THUDM / LongBench

[ACL 2024] LongBench: A Bilingual, Multitask Benchmark for Long Context Understanding
MIT License
620 stars 43 forks source link

Llama2-7B-chat-4k测试出来结果不一样 #66

Closed PengWenChen closed 2 months ago

PengWenChen commented 3 months ago

Reopen issue #55 嗨 @bys0318 (@slatter666) 您好~ 我嘗試跑 Llama2-7B-chat-4k(https://huggingface.co/meta-llama/Llama-2-7b-chat-hf) 出來的結果也跟您 leaderboard 上的成績不同,差異蠻大的。 我的執行環境不能連網,因此跟您的 pred.py 唯一的差異是 loading data & model & tokenizer from local 而已。 想請問成績為何有如此大的差異呢? 謝謝 我跑出來的成績 (seed 使用 pred.py 原始的 seed-42): { "narrativeqa": 14.57, "qasper": 6.6, "multifieldqa_en": 3.65, "multifieldqa_zh": 4.29, "hotpotqa": 4.27, "2wikimqa": 5.67, "musique": 1.3, "dureader": 15.71, "gov_report": 24.53, "qmsum": 16.13, "multi_news": 2.41, "vcsum": 0.03, "trec": 68.0, "triviaqa": 88.59, "samsum": 41.38, "lsht": 19.75, "passage_count": 0.5, "passage_retrieval_en": 3.0, "passage_retrieval_zh": 0.0, "lcc": 66.64, "repobench-p": 60.06 }

Copy results from github leaderboard: { "narrativeqa": 18.7, "qasper": 19.2, "multifieldqa_en": 36.8, "multifieldqa_zh": 11.9, "hotpotqa": 25.4, "2wikimqa": 32.8, "musique": 9.4, "dureader": 5.2, "gov_report": 27.3, "qmsum": 20.8, "multi_news": 25.8, "vcsum": 0.2, "trec": 61.5, "triviaqa": 77.8, "samsum": 40.7, "lsht": 19.8, "passage_count": 2.1, "passage_retrieval_en": 9.8, "passage_retrieval_zh": 0.5, "lcc": 52.4, "repobench-p": 43.8 }

我的資料是下載您README中提供的link:https://huggingface.co/datasets/THUDM/LongBench/resolve/main/data.zip load data by data = [json.loads(line for line in open(path, "r", encoding="utf-8")] load tokenizer model by tokenizer = AutoTokenizer.from_pretrained(model_path, trust_remote_code=True) model = AutoModelForCausalLM.from_pretrained(model_path, trust_remote_code=True, torch_dtyp=torch.bfloat16).to(device)

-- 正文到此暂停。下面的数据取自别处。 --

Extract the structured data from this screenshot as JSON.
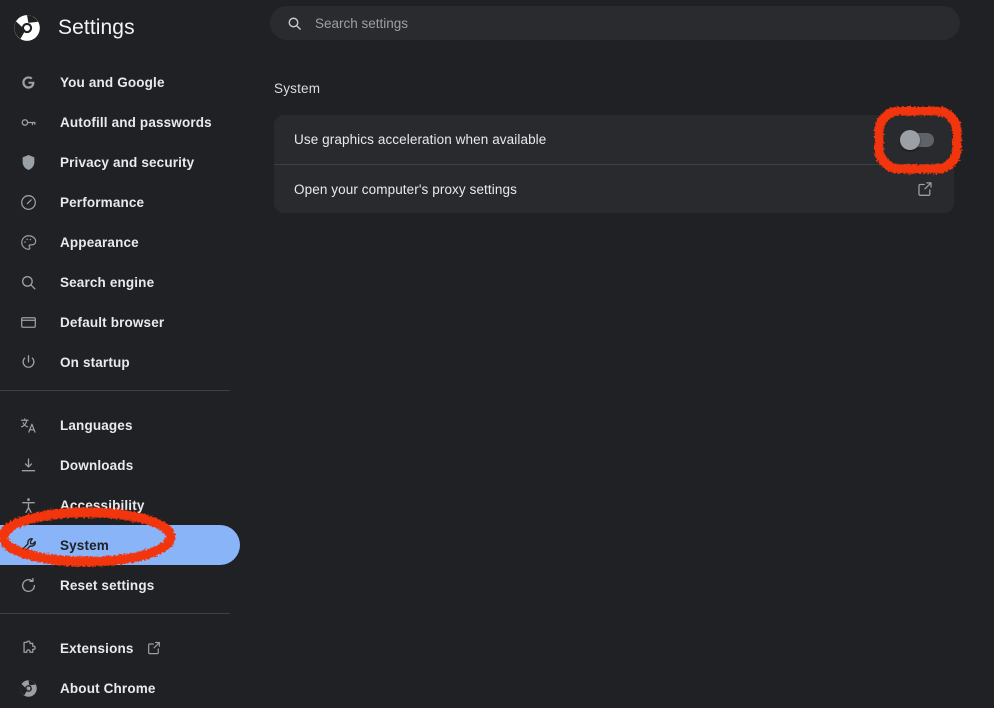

BlackieMia commented 3 months ago

我也复现了类似的结果I got the similar result of yours.

PengWenChen commented 2 months ago

Sorry I just found out I accidentally use llama2-7B model instead of llama2-7B-chat model. The chat version model's scores I run is: { "narrativeqa": 18.82, "qasper": 23.65, "multifieldqa_en": 36.52, "multifieldqa_zh": 10.59, "hotpotqa": 26.4, "2wikimqa": 31.85, "musique": 7.76, "dureader": 5.2, "gov_report": 26.56, "qmsum": 21.28, "multi_news": 26.3, "vcsum": 0.18, "trec": 65.0, "triviaqa": 83.17, "samsum": 41.0, "lsht": 18.75, "passage_count": 1.57, "passage_retrieval_en": 7.5, "passage_retrieval_zh": 9.5, "lcc": 59.04, "repobench-p": 52.91 } I think it's pretty closed to the numbers of those on the leaderboard.